As several environmental groups are charging in their litigation against the government’s actions, Bill 197 is “inconsistent with international law conventions, principles and norms on environmental assessment, public participation, and human rights applicable in Ontario.” A number of First Nations have filed a separate lawsuit over the legislation’s impact on their treaty rights. As Sheldon Oskineegish, the chief of Nibinamik First Nation, stated, “It's shameful that Ontario is proceeding in this way and attempting to use the COVID-19 global pandemic as a smokescreen to ignore their constitutional duties to First Nations."

First Nations have highlighted that this erosion of consultation processes is especially egregious given that, for decades, they have faced especially acute impacts to their public health and ways of life from the logging industry. Joseph Fobister, a member of Grassy Narrows First Nation, a community devastated by logging’s environmental impacts, commented, "Now Ontario is trying to grease the wheels for industry and further weaken oversight that was supposed to keep the forests that we rely on healthy. This is a big step backwards for people who care about the forest, the animals and the water." 

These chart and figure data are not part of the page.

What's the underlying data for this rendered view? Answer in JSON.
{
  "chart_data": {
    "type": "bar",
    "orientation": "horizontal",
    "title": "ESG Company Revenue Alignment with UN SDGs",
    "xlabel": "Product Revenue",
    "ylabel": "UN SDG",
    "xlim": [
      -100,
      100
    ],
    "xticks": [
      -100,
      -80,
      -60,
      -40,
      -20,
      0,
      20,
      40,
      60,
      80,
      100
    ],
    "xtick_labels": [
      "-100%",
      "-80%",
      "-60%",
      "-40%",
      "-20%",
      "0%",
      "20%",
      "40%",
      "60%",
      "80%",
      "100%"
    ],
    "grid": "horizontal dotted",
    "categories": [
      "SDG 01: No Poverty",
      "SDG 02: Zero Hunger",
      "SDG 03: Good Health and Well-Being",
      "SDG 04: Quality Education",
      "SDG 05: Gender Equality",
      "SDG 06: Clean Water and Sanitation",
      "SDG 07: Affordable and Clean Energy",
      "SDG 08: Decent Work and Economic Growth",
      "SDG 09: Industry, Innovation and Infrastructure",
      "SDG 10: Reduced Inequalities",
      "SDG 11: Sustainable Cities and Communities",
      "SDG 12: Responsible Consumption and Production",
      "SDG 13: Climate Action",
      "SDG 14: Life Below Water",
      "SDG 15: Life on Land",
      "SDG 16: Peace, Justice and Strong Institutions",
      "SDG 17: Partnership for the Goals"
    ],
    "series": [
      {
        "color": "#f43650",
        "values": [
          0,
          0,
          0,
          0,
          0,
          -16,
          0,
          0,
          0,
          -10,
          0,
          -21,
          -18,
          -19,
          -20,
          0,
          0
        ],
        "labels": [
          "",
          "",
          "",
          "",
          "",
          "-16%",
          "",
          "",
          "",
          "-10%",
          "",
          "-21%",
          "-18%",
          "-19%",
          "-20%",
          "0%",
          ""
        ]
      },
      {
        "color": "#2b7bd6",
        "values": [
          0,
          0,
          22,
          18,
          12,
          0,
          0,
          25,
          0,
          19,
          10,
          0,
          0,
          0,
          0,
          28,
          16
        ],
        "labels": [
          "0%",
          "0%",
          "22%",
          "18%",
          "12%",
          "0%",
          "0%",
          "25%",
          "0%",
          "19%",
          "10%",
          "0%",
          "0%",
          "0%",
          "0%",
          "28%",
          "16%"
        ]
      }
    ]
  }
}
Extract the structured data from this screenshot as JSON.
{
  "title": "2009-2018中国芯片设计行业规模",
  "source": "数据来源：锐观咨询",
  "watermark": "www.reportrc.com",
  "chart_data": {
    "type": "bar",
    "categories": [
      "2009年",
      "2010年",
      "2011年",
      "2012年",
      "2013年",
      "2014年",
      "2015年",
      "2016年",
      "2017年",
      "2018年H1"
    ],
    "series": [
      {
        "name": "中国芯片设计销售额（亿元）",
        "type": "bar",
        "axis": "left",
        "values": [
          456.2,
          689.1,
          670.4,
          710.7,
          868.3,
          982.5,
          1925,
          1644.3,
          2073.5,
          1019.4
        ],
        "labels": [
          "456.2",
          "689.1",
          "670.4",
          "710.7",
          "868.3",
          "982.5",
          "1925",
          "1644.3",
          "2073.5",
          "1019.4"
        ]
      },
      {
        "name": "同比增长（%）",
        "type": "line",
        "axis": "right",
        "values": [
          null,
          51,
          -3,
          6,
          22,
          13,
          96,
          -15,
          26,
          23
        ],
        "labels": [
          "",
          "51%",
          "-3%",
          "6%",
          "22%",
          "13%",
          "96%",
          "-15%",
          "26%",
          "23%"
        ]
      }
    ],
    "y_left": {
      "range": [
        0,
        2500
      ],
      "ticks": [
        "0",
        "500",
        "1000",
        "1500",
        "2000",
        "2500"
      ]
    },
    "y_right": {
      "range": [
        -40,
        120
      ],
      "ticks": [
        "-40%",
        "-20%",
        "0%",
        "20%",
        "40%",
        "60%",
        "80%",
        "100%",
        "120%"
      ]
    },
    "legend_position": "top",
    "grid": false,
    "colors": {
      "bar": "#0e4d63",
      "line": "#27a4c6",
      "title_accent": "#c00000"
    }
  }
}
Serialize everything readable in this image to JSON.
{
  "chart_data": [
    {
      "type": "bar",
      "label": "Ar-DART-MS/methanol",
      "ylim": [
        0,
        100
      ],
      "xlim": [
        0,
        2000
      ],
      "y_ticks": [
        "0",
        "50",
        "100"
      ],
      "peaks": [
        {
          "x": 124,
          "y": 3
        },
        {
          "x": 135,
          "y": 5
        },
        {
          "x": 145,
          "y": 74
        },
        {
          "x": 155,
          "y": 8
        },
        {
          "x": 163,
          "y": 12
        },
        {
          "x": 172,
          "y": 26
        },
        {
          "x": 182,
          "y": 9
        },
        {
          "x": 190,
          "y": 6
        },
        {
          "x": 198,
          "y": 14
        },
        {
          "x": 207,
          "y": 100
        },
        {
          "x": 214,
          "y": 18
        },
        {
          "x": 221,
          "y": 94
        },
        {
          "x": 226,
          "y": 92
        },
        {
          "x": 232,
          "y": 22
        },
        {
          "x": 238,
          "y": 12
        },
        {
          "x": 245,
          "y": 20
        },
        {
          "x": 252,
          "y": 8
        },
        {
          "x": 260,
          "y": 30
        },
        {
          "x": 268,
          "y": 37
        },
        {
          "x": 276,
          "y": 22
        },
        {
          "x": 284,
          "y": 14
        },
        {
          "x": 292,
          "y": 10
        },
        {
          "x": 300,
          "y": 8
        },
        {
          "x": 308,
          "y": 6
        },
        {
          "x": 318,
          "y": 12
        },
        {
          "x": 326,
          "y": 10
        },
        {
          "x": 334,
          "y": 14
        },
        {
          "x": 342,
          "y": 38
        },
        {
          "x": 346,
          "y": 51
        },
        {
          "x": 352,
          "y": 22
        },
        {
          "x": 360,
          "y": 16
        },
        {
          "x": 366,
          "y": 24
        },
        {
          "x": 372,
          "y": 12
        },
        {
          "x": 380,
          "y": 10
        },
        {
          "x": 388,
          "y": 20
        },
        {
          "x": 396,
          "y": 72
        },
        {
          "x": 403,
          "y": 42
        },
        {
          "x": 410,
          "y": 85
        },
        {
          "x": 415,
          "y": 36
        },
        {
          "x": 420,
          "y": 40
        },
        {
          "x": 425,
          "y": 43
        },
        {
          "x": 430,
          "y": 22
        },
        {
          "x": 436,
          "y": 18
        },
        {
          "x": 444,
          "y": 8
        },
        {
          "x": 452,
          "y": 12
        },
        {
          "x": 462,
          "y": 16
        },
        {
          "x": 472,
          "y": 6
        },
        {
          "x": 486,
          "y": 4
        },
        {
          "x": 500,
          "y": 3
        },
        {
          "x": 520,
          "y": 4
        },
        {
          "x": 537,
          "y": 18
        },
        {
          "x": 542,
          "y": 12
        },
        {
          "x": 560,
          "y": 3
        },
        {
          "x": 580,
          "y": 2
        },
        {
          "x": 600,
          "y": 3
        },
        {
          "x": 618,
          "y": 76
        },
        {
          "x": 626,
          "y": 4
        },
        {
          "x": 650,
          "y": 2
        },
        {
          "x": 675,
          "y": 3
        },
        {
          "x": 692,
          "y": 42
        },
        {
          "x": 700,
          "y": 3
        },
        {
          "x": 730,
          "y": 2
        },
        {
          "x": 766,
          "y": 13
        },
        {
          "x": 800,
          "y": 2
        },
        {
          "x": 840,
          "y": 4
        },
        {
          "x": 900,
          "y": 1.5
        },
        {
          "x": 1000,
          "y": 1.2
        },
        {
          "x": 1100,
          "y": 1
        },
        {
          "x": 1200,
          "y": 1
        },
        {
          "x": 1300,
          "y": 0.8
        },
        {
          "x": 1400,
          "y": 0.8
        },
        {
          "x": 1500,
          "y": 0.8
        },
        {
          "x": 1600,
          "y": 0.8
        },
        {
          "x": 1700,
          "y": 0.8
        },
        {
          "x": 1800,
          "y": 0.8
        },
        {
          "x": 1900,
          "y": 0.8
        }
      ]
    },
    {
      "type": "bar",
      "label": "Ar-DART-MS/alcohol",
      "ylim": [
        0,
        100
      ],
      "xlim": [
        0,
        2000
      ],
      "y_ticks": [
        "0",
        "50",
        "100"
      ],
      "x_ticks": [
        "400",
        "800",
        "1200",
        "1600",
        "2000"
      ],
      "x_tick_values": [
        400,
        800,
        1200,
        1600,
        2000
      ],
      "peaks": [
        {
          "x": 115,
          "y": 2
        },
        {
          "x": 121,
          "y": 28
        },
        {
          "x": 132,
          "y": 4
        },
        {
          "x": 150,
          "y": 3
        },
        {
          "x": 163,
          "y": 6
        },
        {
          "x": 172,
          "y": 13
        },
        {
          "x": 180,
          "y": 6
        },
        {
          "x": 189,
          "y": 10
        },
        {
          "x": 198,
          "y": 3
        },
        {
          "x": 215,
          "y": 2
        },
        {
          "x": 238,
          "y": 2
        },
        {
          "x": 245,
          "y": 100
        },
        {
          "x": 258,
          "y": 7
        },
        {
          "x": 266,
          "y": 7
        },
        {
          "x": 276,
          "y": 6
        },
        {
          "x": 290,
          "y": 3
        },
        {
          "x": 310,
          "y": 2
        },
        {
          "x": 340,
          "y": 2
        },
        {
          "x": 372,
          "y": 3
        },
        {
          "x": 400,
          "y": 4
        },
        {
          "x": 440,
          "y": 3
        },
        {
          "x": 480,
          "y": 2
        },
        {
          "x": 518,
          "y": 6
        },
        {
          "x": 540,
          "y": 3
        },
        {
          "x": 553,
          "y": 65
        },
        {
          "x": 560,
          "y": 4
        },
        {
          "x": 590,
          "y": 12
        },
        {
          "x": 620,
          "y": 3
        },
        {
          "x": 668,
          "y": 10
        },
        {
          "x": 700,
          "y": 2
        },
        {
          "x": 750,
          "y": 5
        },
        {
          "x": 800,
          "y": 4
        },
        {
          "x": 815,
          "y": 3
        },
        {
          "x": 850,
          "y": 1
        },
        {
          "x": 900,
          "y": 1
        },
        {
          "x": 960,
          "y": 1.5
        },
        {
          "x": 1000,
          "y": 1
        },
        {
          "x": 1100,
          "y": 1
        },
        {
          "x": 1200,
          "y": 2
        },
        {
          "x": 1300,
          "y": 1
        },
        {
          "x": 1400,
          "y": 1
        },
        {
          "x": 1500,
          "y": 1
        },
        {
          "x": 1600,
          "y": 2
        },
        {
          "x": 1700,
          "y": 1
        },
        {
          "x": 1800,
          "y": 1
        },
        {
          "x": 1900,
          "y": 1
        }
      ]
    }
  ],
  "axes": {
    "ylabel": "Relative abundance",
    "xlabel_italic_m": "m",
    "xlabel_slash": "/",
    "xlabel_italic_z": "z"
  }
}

Endangered Species Act Exemptions

The Ford government has long elevated industry interests over the long-term survival of the province’s wildlife, including the iconic boreal caribou. Industrial logging is one of the primary threats to the species, which are declining at a rate of 30 percent every 18 years.

Yet this summer, the Ford Government extended the logging industry’s exemption from the once-robust Endangered Species Act, for another year, eliminating requirements for industry to protect and recover at-risk species like the boreal caribou. With many of Ontario’s boreal caribou herds already left with too little forest left to survive long-term, this exemption will cast them into an even bleaker, more uncertain future.

 

Forest Sector Strategy

Ontario’s misleadingly titled Sustainable Growth Forest Sector Strategy aims to double logging in the province, with an eye to feeding growing tissue and packaging markets. Logging, unlike fossil fuel extraction, can be done sustainably through practices like longer harvest rotations and avoiding intact forests and critical wildlife habitat, but the myopic Forest Sector Strategy envisions an untenable future of ramped-up, under-regulated logging  in which short-term industry profits prevail over sound planning and climate mitigation.

In addition the Forest Sector Strategy articulates the province’s intent to provide further financial benefits to the logging industry, including tax reductions, even as the industry is externalizing its significant costs to the climate. Ultimately, the Forest Sector Strategy relies on industry-propagated misinformation around its role in driving the climate crisis, further entrenching Ford’s efforts to undermine meaningful climate action.

Industry Impacts

Ontario’s strategy to bolster the logging industry is even counterproductive for the industry itself, jeopardizing its reputation in the global marketplace and risking its market share. Over 90 percent of Ontario’s forest products exports end up in the United States in the form of toilet paper, newsprint, and lumber. Consumers are increasingly demanding products that minimize environmental harms in the face of climate change and biodiversity collapse, and many companies and municipalities are committing to adopting more stringent supply chains. Ontario’s new policies risk making its logging industry persona non grata for purchasers.

Amid calls to rebuild in the wake of COVID-19, Ontario is instead razing the foundations of a sustainable, resilient economy, placing the logging industry further out of touch with the exigencies of the climate and biodiversity crises. In the process, the Ford government is branding the province as an environmental laggard in the international marketplace. Ultimately, the Ford government is leading Ontario down a dangerous path, literally doubling down on unsustainable logging practices and miring the province in an outmoded economic approach that will have untold costs for generations to come.